L’Italia di Luciano Spalletti torna in campo per il quinto match della fase a gironi di Nations League, per affrontare il Belgio allo Stadio Re Baldovino di Bruxelles. Gli Azzurri si presentano all’appuntamento in testa al girone con 10 punti raccolti in quattro gare, frutto di tre vittorie e un pareggio, proprio contro lo stesso Belgio nella partita d’andata. Alla squadra di Spalletti basterebbe un altro pareggio per la qualificazione matematica alle Final Eight.
La designazione arbitrale
L’arbitro della gara sarà il rumeno Radu Petrescu, con lui i connazionali Grigoriu e Ghinguleac come assistenti di linea e Birsan come quarto uomo.

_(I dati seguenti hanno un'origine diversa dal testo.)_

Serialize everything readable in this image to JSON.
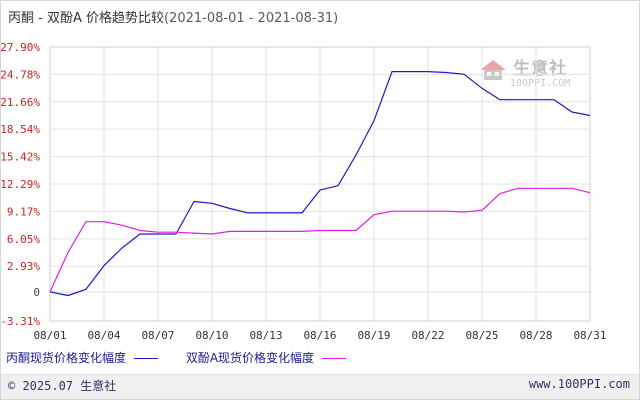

Belgio-Italia, le probabili formazioni
BELGIO: (4-2-3-1): Casteels; Castagne, Faes, Debast, Theate; Tielemans, Onana; Lukebakio, De Ketelaere, Doku; Lukaku. Ct. Tedesco.
ITALIA: (3-5-1-1): Donnarumma; Di Lorenzo, Buongiorno, Bastoni; Cambiaso, Barella, Tonali, Frattesi, Dimarco; Raspadori; Retegui. Ct. Spalletti.